Later modifications have allowed for tensile, compression, and torsion testing.

==Operation==
Although there are various setups and techniques currently in use for the split-Hopkinson pressure bar, the underlying principles for the test and measurement are the same. The specimen is placed between the ends of two straight bars, called the incident bar and the transmitted bar. At the end of the incident bar (some distance away from the specimen, typically at the far end), a stress wave is created which propagates through the bar toward the specimen. This wave is referred to as the incident wave, and upon reaching the specimen, splits into two smaller waves. One of which, the transmitted wave, travels through the specimen and into the transmitted bar, causing plastic deformation in the specimen. The other wave, called the reflected wave, is reflected away from the specimen and travels back down the incident bar.

Most modern setups use strain gauges on the bars to measure strains caused by the waves. Assuming deformation in the specimen is uniform, the stress and strain can be calculated from the amplitudes of the incident, transmitted, and reflected waves.

==Compression testing==
For compression testing, two symmetrical bars are situated in series, with the sample in between. The incident bar is struck by a striker bar during testing. The striker bar is fired from a gas gun. The transmitted bar collides with a momentum trap (typically a block of soft metal). Strain gauges are mounted on both the incident and transmitted bars.

==Tension testing==
Tension testing in a Split Hopkinson pressure bar (SHPB) is more complex due to a variation of loading methods and specimen attachment to the incident and transmission bar. The first tension bar was designed and tested by Harding et al. in 1960; the design involved using a hollow weight bar that was connected to a yoke and threaded specimen inside of the weight bar.

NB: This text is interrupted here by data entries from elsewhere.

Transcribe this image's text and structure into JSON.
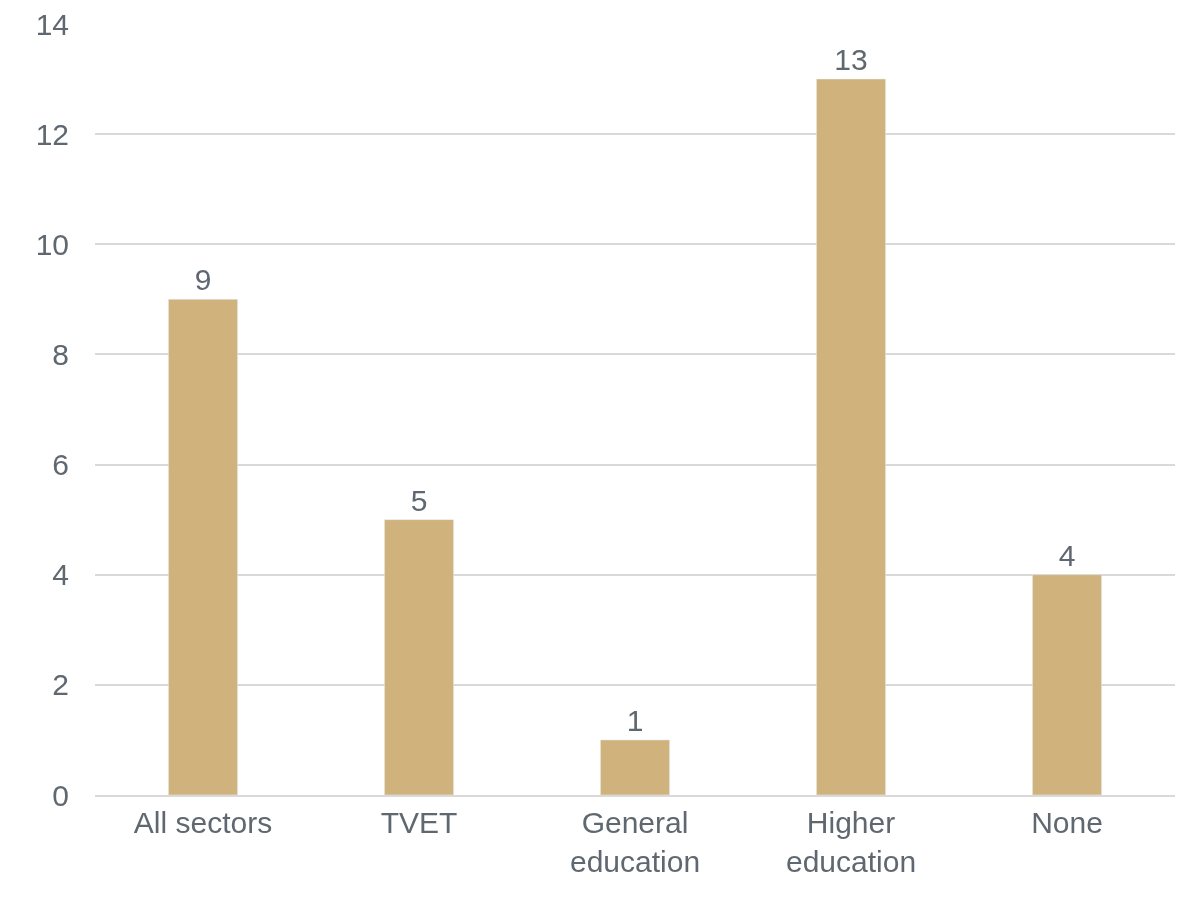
{
  "chart_data": {
    "type": "bar",
    "categories": [
      "All sectors",
      "TVET",
      "General education",
      "Higher education",
      "None"
    ],
    "values": [
      9,
      5,
      1,
      13,
      4
    ],
    "color": "#cfb27c",
    "ylim": [
      0,
      14
    ],
    "yticks": [
      0,
      2,
      4,
      6,
      8,
      10,
      12,
      14
    ],
    "grid": "y",
    "data_labels": true
  }
}
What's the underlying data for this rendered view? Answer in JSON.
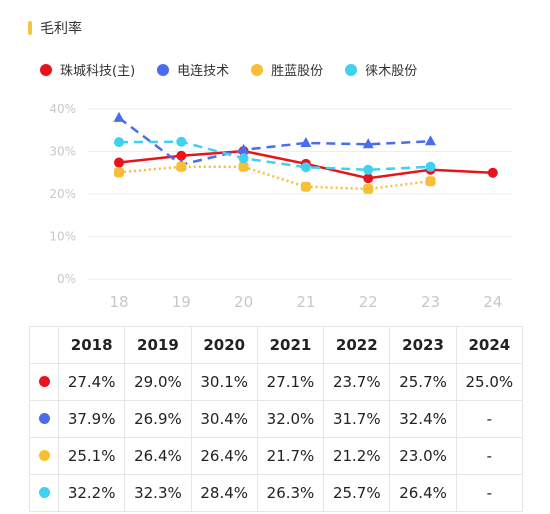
{
  "title": "毛利率",
  "colors": {
    "accent": "#f5c542"
  },
  "legend": [
    {
      "label": "珠城科技(主)",
      "color": "#e8141b"
    },
    {
      "label": "电连技术",
      "color": "#4a6cf0"
    },
    {
      "label": "胜蓝股份",
      "color": "#f7be36"
    },
    {
      "label": "徕木股份",
      "color": "#3dd2f0"
    }
  ],
  "chart_data": {
    "type": "line",
    "x": [
      "18",
      "19",
      "20",
      "21",
      "22",
      "23",
      "24"
    ],
    "ylim": [
      0,
      40
    ],
    "yticks": [
      "0%",
      "10%",
      "20%",
      "30%",
      "40%"
    ],
    "grid": true,
    "series": [
      {
        "name": "珠城科技(主)",
        "color": "#e8141b",
        "style": "solid",
        "marker": "circle",
        "values": [
          27.4,
          29.0,
          30.1,
          27.1,
          23.7,
          25.7,
          25.0
        ]
      },
      {
        "name": "电连技术",
        "color": "#4a6cf0",
        "style": "dashed",
        "marker": "triangle",
        "values": [
          37.9,
          26.9,
          30.4,
          32.0,
          31.7,
          32.4,
          null
        ]
      },
      {
        "name": "胜蓝股份",
        "color": "#f7be36",
        "style": "dotted",
        "marker": "square",
        "values": [
          25.1,
          26.4,
          26.4,
          21.7,
          21.2,
          23.0,
          null
        ]
      },
      {
        "name": "徕木股份",
        "color": "#3dd2f0",
        "style": "dashed",
        "marker": "circle",
        "values": [
          32.2,
          32.3,
          28.4,
          26.3,
          25.7,
          26.4,
          null
        ]
      }
    ]
  },
  "table": {
    "headers": [
      "2018",
      "2019",
      "2020",
      "2021",
      "2022",
      "2023",
      "2024"
    ],
    "rows": [
      {
        "color": "#e8141b",
        "cells": [
          "27.4%",
          "29.0%",
          "30.1%",
          "27.1%",
          "23.7%",
          "25.7%",
          "25.0%"
        ]
      },
      {
        "color": "#4a6cf0",
        "cells": [
          "37.9%",
          "26.9%",
          "30.4%",
          "32.0%",
          "31.7%",
          "32.4%",
          "-"
        ]
      },
      {
        "color": "#f7be36",
        "cells": [
          "25.1%",
          "26.4%",
          "26.4%",
          "21.7%",
          "21.2%",
          "23.0%",
          "-"
        ]
      },
      {
        "color": "#3dd2f0",
        "cells": [
          "32.2%",
          "32.3%",
          "28.4%",
          "26.3%",
          "25.7%",
          "26.4%",
          "-"
        ]
      }
    ]
  }
}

A tensile wave was created by impacting the weight bar with a ram and having the initial compression wave reflect as a tensile wave off the free end Another breakthrough in the SHPB design was done by Nichols who used a typical compression setup and threaded metallic specimens on both the incident and transmission ends, while placing a composite collar over the specimen. The specimen had a snug fit on the incident and transmission side in order to bypass an initial compression wave. Nichols' setup would create an initial compression wave by an impact in the incident end with a striker, but when the compression wave reached the specimen, the threads would not be loaded. The compression wave would ideally pass through the composite collar and then reflect off the free end in tension. The tensile wave would then pull on the specimen. The next loading method was revolutionized by Ogawa in 1984. A hollow striker was used to impact a flange that is threaded to end on an incident bar. This striker was propelled by using either a gas gun or a rotating disk. The specimen was once again attached to the incident and transmission bar via threading.

==Torsion testing==
As with tension testing, there exist a variety of methods for specimen attachment and loading when subjecting materials to torsion on a SHPB.

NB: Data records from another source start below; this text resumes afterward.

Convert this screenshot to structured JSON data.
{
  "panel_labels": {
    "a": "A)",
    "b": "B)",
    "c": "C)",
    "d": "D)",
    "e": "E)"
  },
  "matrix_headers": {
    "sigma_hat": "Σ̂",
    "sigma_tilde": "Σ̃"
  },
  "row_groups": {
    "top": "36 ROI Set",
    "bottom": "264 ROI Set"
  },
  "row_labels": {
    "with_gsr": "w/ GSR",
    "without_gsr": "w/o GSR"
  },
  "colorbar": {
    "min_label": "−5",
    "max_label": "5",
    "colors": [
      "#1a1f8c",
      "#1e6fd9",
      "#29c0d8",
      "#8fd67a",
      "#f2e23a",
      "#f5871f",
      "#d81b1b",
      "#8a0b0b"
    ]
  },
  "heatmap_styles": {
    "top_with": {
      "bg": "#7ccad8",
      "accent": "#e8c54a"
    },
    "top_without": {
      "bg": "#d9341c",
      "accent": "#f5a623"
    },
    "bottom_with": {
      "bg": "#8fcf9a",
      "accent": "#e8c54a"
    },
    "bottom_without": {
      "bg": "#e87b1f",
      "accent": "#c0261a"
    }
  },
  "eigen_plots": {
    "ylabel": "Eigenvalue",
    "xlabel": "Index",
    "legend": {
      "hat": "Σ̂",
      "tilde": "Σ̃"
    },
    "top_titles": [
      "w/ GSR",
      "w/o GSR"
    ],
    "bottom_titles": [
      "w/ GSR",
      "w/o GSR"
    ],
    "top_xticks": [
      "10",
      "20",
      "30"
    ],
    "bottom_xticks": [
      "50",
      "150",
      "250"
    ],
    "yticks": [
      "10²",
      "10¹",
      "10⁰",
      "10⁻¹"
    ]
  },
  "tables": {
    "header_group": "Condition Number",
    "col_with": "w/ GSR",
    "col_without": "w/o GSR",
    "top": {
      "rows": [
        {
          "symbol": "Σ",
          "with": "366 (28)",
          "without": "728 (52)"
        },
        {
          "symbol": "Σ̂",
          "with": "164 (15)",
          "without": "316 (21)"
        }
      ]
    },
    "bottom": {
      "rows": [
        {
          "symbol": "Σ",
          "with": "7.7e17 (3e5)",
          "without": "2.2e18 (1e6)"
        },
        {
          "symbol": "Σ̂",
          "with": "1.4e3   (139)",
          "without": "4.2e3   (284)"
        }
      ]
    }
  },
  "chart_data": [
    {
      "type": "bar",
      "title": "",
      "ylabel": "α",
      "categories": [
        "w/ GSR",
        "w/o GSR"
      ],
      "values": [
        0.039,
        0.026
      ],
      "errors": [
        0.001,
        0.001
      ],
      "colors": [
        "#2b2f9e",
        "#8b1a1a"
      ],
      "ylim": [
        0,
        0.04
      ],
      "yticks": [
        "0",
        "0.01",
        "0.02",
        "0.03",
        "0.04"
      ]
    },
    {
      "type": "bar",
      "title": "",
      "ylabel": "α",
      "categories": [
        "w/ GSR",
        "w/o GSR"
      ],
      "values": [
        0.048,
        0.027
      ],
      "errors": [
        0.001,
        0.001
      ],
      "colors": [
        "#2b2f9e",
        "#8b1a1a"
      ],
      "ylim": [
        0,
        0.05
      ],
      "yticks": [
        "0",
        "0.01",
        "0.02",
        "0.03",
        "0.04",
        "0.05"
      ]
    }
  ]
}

One way of applying loading called the stored-torque method involves clamping the midsection of the incident bar while a torque is applied to the free end. The incident wave is created by suddenly releasing the clamp, which sends a torsion wave toward the specimen.

Another loading technique known as explosive-loading uses explosive charges on the free end of the incident bar to create the incident wave. This method is particularly sensitive to error because each charge must apply an equal impulse to the incident bar (to create pure torsion without bending) and must both detonate simultaneously. Explosive-loading is also unlikely to produce clean incident waves, which may cause uneven strain rates throughout the test. This method however has the advantage of having a very small rise time as compared to the stored-torque method.